Speaking at the 29th Nigerian Economic Summit in Abuja on Monday, Tinubu acknowledged the challenges faced by the business community in the financial markets and assured them of additional foreign exchange liquidity to restore market confidence.

He also emphasized his administration’s commitment to strengthening governance by establishing a performance and result-oriented public and civil service culture and structure.

The President outlined the eight priority items of his administration to include ending poverty, achieving food security, economic growth and job creation, access to capital, inclusivity, security, fairness and rule of law, and anti-corruption.

He mentioned several measures introduced by his government to resuscitate the economy, such as the N5bn intervention to support small businesses and the agriculture sector, and also announced upcoming initiatives, including a new student loan programme and consumer credit schemes.

Additionally, he added, stringent measures should be implemented to prevent hoarding of dollars.

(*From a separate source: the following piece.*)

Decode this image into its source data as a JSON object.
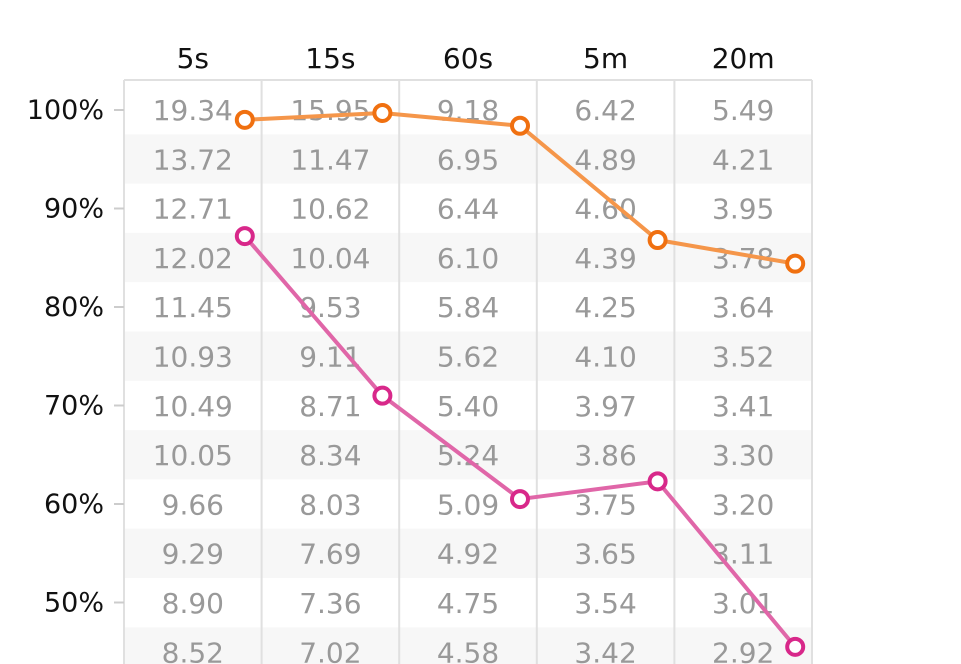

He said, “It is noteworthy that numerous transactions in Nigeria necessitate payments in dollars, including some educational institutions that collect fees in this currency. While their approach is understandable due to the uncertainty surrounding the future, efforts should be made to mitigate such practices.”

Economist and Managing Director of Optimus by Afrinvest, Ayodeji Ebo, said, “There is no magic on why the naira keeps falling. The recurring depreciation of the naira is due to the insufficient supply of dollars. There is no supply at all.

“The government must address oil leakages, and enhance production. and engage with stakeholders to curb speculation. Again, there is so much silence and it’s leading to speculations. Aside from the President mentioning today that they are working on securing $10bn. They need to engage with stakeholders and break the silence.”